Book Review: Hunger Makes the Wolf by Alex Wells

16 Mar


Disclosure: Alex Wells is a pseudonym of Alex Acks, co-host here at Skiffy and Fanty. I consider them a friend.

Hob Ravani is a member of a biker outfit on Tanegawa’s World. Tanegawa’s World is a hardscrabble place, a dry and desolate world that wouldn’t draw any interest, even from the Transrift corporation, save for its considerable mineral resources. Those resources, and those resources alone, make the desert planet valuable. It’s not Arrakis, but Tanegawa’s World is still a prize to the only corporation with the capacity to travel to the stars. Not even the Federal Union that ostensibly is the government of humanity and all of its worlds has the secret to their Rift drive.

And then there is the fact that some people who live on Tanegawa’s World are affected by the strange contaminants on the planet. It IS an alien world, after all, and humans and their works and creations are intruders upon it. Humans who live away from the filtered, protected city of Newcastle are exposed to the world. They can develop unusual, exotic powers, powers that are feared by the corporation, and everyone else on the planet for that matter.  People with this contamination gone feral, called witchiness by the locals, are a breed apart. People like Hob.

Hunger Makes the Wolf, the debut novel from Alex Wells, tells Hob’s story.

Hob’s story is a classic one of rising to power and authority, and moving to do what is right. As we meet Hob, she is just an enforcer in The Ghost Wolves, a for-hire outfit that really is not much more than a gang. They ride bikes, they hire themselves out for pay (rather than being raiders and reavers) and they exist in the liminal space of the desert. Hob does not have much authority within The Ghost Wolves, even given her affinity and relationship with Old Nick, their leader. However, one inciting incident, one small pebble, is poised to launch both Hob and the Ghost Wolves down a scree slope to destinations neither Hob nor the rest of the Wolves expect. It’s interesting and intriguing character development and growth for Hob and her “family”.

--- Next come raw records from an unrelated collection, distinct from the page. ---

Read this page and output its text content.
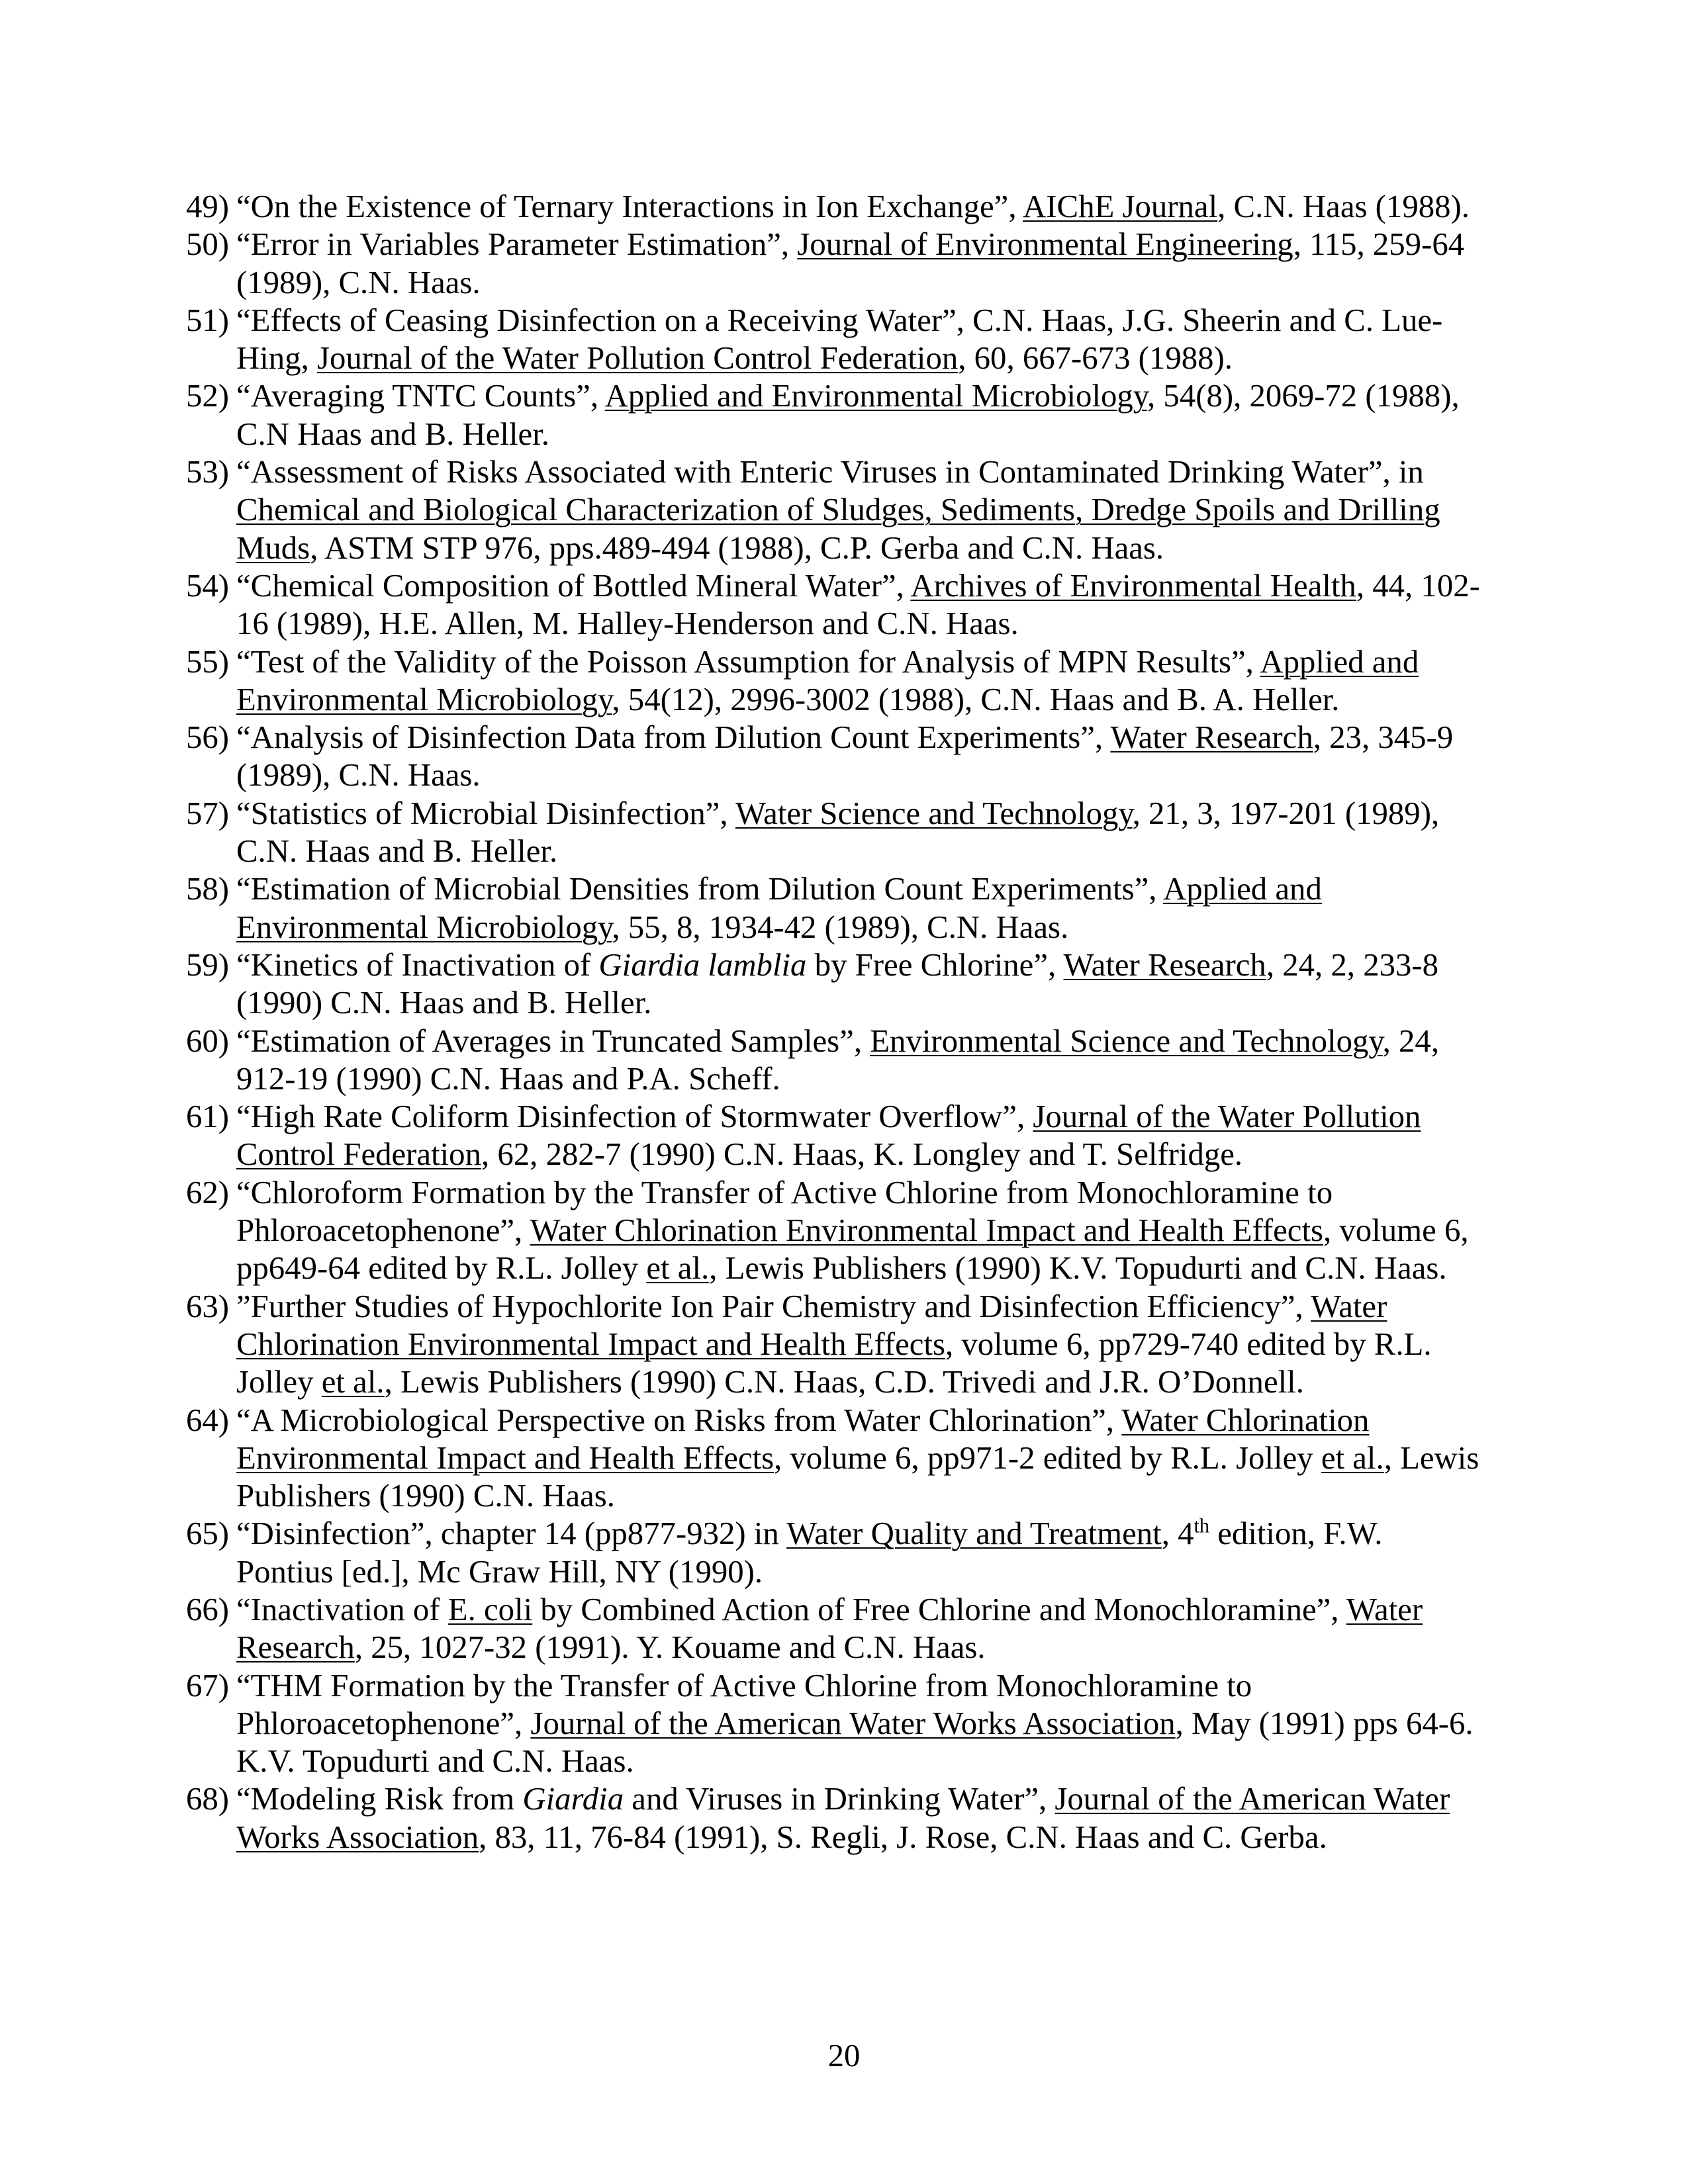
49) “On the Existence of Ternary Interactions in Ion Exchange”, AIChE Journal, C.N. Haas (1988).
50) “Error in Variables Parameter Estimation”, Journal of Environmental Engineering, 115, 259-64 (1989), C.N. Haas.
51) “Effects of Ceasing Disinfection on a Receiving Water”, C.N. Haas, J.G. Sheerin and C. Lue-Hing, Journal of the Water Pollution Control Federation, 60, 667-673 (1988).
52) “Averaging TNTC Counts”, Applied and Environmental Microbiology, 54(8), 2069-72 (1988), C.N Haas and B. Heller.
53) “Assessment of Risks Associated with Enteric Viruses in Contaminated Drinking Water”, in Chemical and Biological Characterization of Sludges, Sediments, Dredge Spoils and Drilling Muds, ASTM STP 976, pps.489-494 (1988), C.P. Gerba and C.N. Haas.
54) “Chemical Composition of Bottled Mineral Water”, Archives of Environmental Health, 44, 102-16 (1989), H.E. Allen, M. Halley-Henderson and C.N. Haas.
55) “Test of the Validity of the Poisson Assumption for Analysis of MPN Results”, Applied and Environmental Microbiology, 54(12), 2996-3002 (1988), C.N. Haas and B. A. Heller.
56) “Analysis of Disinfection Data from Dilution Count Experiments”, Water Research, 23, 345-9 (1989), C.N. Haas.
57) “Statistics of Microbial Disinfection”, Water Science and Technology, 21, 3, 197-201 (1989), C.N. Haas and B. Heller.
58) “Estimation of Microbial Densities from Dilution Count Experiments”, Applied and Environmental Microbiology, 55, 8, 1934-42 (1989), C.N. Haas.
59) “Kinetics of Inactivation of Giardia lamblia by Free Chlorine”, Water Research, 24, 2, 233-8 (1990) C.N. Haas and B. Heller.
60) “Estimation of Averages in Truncated Samples”, Environmental Science and Technology, 24, 912-19 (1990) C.N. Haas and P.A. Scheff.
61) “High Rate Coliform Disinfection of Stormwater Overflow”, Journal of the Water Pollution Control Federation, 62, 282-7 (1990) C.N. Haas, K. Longley and T. Selfridge.
62) “Chloroform Formation by the Transfer of Active Chlorine from Monochloramine to Phloroacetophenone”, Water Chlorination Environmental Impact and Health Effects, volume 6, pp649-64 edited by R.L. Jolley et al., Lewis Publishers (1990) K.V. Topudurti and C.N. Haas.
63) ”Further Studies of Hypochlorite Ion Pair Chemistry and Disinfection Efficiency”, Water Chlorination Environmental Impact and Health Effects, volume 6, pp729-740 edited by R.L. Jolley et al., Lewis Publishers (1990) C.N. Haas, C.D. Trivedi and J.R. O’Donnell.
64) “A Microbiological Perspective on Risks from Water Chlorination”, Water Chlorination Environmental Impact and Health Effects, volume 6, pp971-2 edited by R.L. Jolley et al., Lewis Publishers (1990) C.N. Haas.
65) “Disinfection”, chapter 14 (pp877-932) in Water Quality and Treatment, 4th edition, F.W. Pontius [ed.], Mc Graw Hill, NY (1990).
66) “Inactivation of E. coli by Combined Action of Free Chlorine and Monochloramine”, Water Research, 25, 1027-32 (1991). Y. Kouame and C.N. Haas.
67) “THM Formation by the Transfer of Active Chlorine from Monochloramine to Phloroacetophenone”, Journal of the American Water Works Association, May (1991) pps 64-6. K.V. Topudurti and C.N. Haas.
68) “Modeling Risk from Giardia and Viruses in Drinking Water”, Journal of the American Water Works Association, 83, 11, 76-84 (1991), S. Regli, J. Rose, C.N. Haas and C. Gerba.
20
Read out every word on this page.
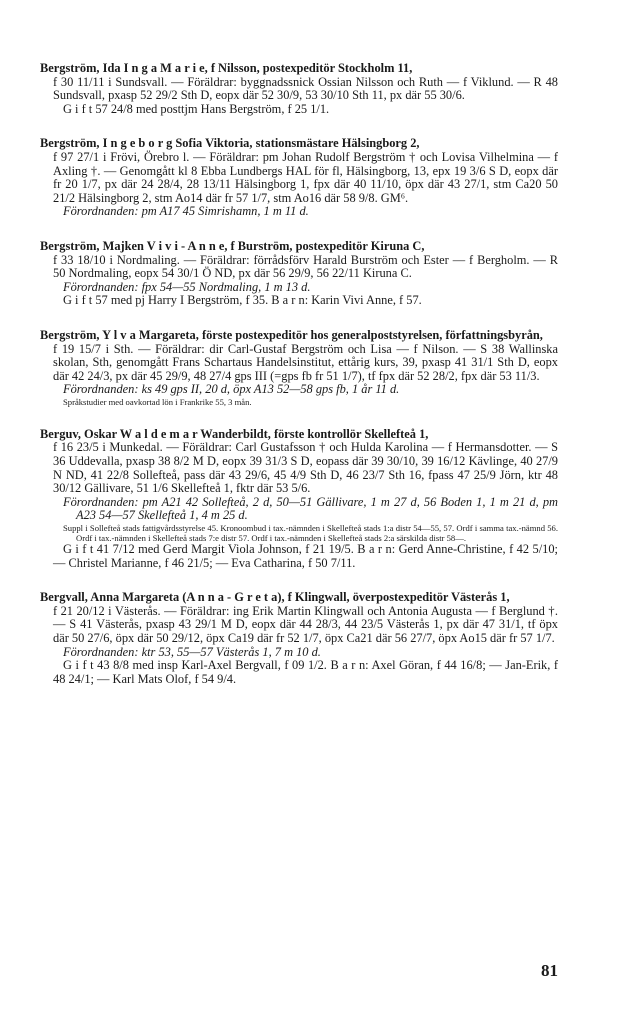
Bergström, Ida I n g a M a r i e, f Nilsson, postexpeditör Stockholm 11,

f 30 11/11 i Sundsvall. — Föräldrar: byggnadssnick Ossian Nilsson och Ruth — f Viklund. — R 48 Sundsvall, pxasp 52 29/2 Sth D, eopx där 52 30/9, 53 30/10 Sth 11, px där 55 30/6.

G i f t 57 24/8 med posttjm Hans Bergström, f 25 1/1.

Bergström, I n g e b o r g Sofia Viktoria, stationsmästare Hälsingborg 2,

f 97 27/1 i Frövi, Örebro l. — Föräldrar: pm Johan Rudolf Bergström † och Lovisa Vilhelmina — f Axling †. — Genomgått kl 8 Ebba Lundbergs HAL för fl, Hälsingborg, 13, epx 19 3/6 S D, eopx där fr 20 1/7, px där 24 28/4, 28 13/11 Hälsingborg 1, fpx där 40 11/10, öpx där 43 27/1, stm Ca20 50 21/2 Hälsingborg 2, stm Ao14 där fr 57 1/7, stm Ao16 där 58 9/8. GM⁶.

Förordnanden: pm A17 45 Simrishamn, 1 m 11 d.

Bergström, Majken V i v i - A n n e, f Burström, postexpeditör Kiruna C,

f 33 18/10 i Nordmaling. — Föräldrar: förrådsförv Harald Burström och Ester — f Bergholm. — R 50 Nordmaling, eopx 54 30/1 Ö ND, px där 56 29/9, 56 22/11 Kiruna C.

Förordnanden: fpx 54—55 Nordmaling, 1 m 13 d.

G i f t 57 med pj Harry I Bergström, f 35. B a r n: Karin Vivi Anne, f 57.

Bergström, Y l v a Margareta, förste postexpeditör hos generalpoststyrelsen, författningsbyrån,

f 19 15/7 i Sth. — Föräldrar: dir Carl-Gustaf Bergström och Lisa — f Nilson. — S 38 Wallinska skolan, Sth, genomgått Frans Schartaus Handelsinstitut, ettårig kurs, 39, pxasp 41 31/1 Sth D, eopx där 42 24/3, px där 45 29/9, 48 27/4 gps III (=gps fb fr 51 1/7), tf fpx där 52 28/2, fpx där 53 11/3.

Förordnanden: ks 49 gps II, 20 d, öpx A13 52—58 gps fb, 1 år 11 d.

Språkstudier med oavkortad lön i Frankrike 55, 3 mån.

Berguv, Oskar W a l d e m a r Wanderbildt, förste kontrollör Skellefteå 1,

f 16 23/5 i Munkedal. — Föräldrar: Carl Gustafsson † och Hulda Karolina — f Hermansdotter. — S 36 Uddevalla, pxasp 38 8/2 M D, eopx 39 31/3 S D, eopass där 39 30/10, 39 16/12 Kävlinge, 40 27/9 N ND, 41 22/8 Sollefteå, pass där 43 29/6, 45 4/9 Sth D, 46 23/7 Sth 16, fpass 47 25/9 Jörn, ktr 48 30/12 Gällivare, 51 1/6 Skellefteå 1, fktr där 53 5/6.

Förordnanden: pm A21 42 Sollefteå, 2 d, 50—51 Gällivare, 1 m 27 d, 56 Boden 1, 1 m 21 d, pm A23 54—57 Skellefteå 1, 4 m 25 d.

Suppl i Sollefteå stads fattigvårdsstyrelse 45. Kronoombud i tax.-nämnden i Skellefteå stads 1:a distr 54—55, 57. Ordf i samma tax.-nämnd 56. Ordf i tax.-nämnden i Skellefteå stads 7:e distr 57. Ordf i tax.-nämnden i Skellefteå stads 2:a särskilda distr 58—.

G i f t 41 7/12 med Gerd Margit Viola Johnson, f 21 19/5. B a r n: Gerd Anne-Christine, f 42 5/10; — Christel Marianne, f 46 21/5; — Eva Catharina, f 50 7/11.

Bergvall, Anna Margareta (A n n a - G r e t a), f Klingwall, överpostexpeditör Västerås 1,

f 21 20/12 i Västerås. — Föräldrar: ing Erik Martin Klingwall och Antonia Augusta — f Berglund †. — S 41 Västerås, pxasp 43 29/1 M D, eopx där 44 28/3, 44 23/5 Västerås 1, px där 47 31/1, tf öpx där 50 27/6, öpx där 50 29/12, öpx Ca19 där fr 52 1/7, öpx Ca21 där 56 27/7, öpx Ao15 där fr 57 1/7.

Förordnanden: ktr 53, 55—57 Västerås 1, 7 m 10 d.

G i f t 43 8/8 med insp Karl-Axel Bergvall, f 09 1/2. B a r n: Axel Göran, f 44 16/8; — Jan-Erik, f 48 24/1; — Karl Mats Olof, f 54 9/4.

81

The worldbuilding of the novel, no surprise, drew me in. In real life, the author is a geologist, and so brings the reader into the desert landscape in a real and immersive way. Readers who think that a desert is just endless sand dunes will be disabused of the notion, as Wells’ characters inhabit and make use of the variety of desert experience. I could feel my footsteps on the hardpan of the desert on Tanegawa’s World, the sands of the dunes, and life and a sense of place on a dry, alien world. There are hints of the bigger universe, how the Weathermen pilot ships for faster than light travel, that there are many worlds beyond Earth and Tanegawa’s World out there in this ’verse. Overall, Wells’ writing puts the reader into the universe, onto the planet, and onto the bikes and trains (oh the trains!) that cross the dusty landscape. The only other thing I could hope for, and they are sadly rather out of fashion these days, is a Clement/Anderson style description of the Tanegawa solar system.

Beyond the sense of place, and in addition to Hob, the novel’s minor thread and key focuses on Meg. In a braiding loop of past and present points of view with Hob’s until they meet, we get to see Meg’s point of view of the mess that draws Hob into her story, and ultimately propels Hob’s story forward. Once they are in the same time frame, Meg’s story continues in a minor key from that point, with the novel far more interested in Hob than Meg. If Hob’s story is one of rising to authority and responsibility and taking a stand, Meg, some steps further back on the path, is of an awakening to who and what she is. I am torn that the whip-fast and lean plotting and pacing of the novel makes it impossible for Meg to get more of her story out, especially as a foil and a reflection to Hob herself.

Finally, I want to mention the action beats in the novel. With a gang on a desert planet going up against a corporation and other comers, you’d expect, in addition to worldbuilding and character development, you are going to get some high-octane action. The novel delivers in spades, from up close and brutal fights, to racing alongside a train, to things I don’t want to spoil. There are quiet beats of character development and movement along those lines, and then the clean clear lines of Hob and the Wolves’ nature comes into sharp focus. The action beats are sharp and there aren’t any “50 page combats”. In addition, they are clean, clear and crisp.

And if the cover, with Hob in full witchiness mode, with a bike, and a spaceship in the desert world background,  doesn’t make you at least curious about the book, there is no hope for you in my eyes.

Sharp, honed, and brilliant, this debut novel makes me want more set on Tanegawa’s World, more with Hob and Mag, and just more in this universe. It’s clear there are plenty of other worlds in this universe that Wells could visit, and introduce us to the characters who inhabit them. How about it, Alex?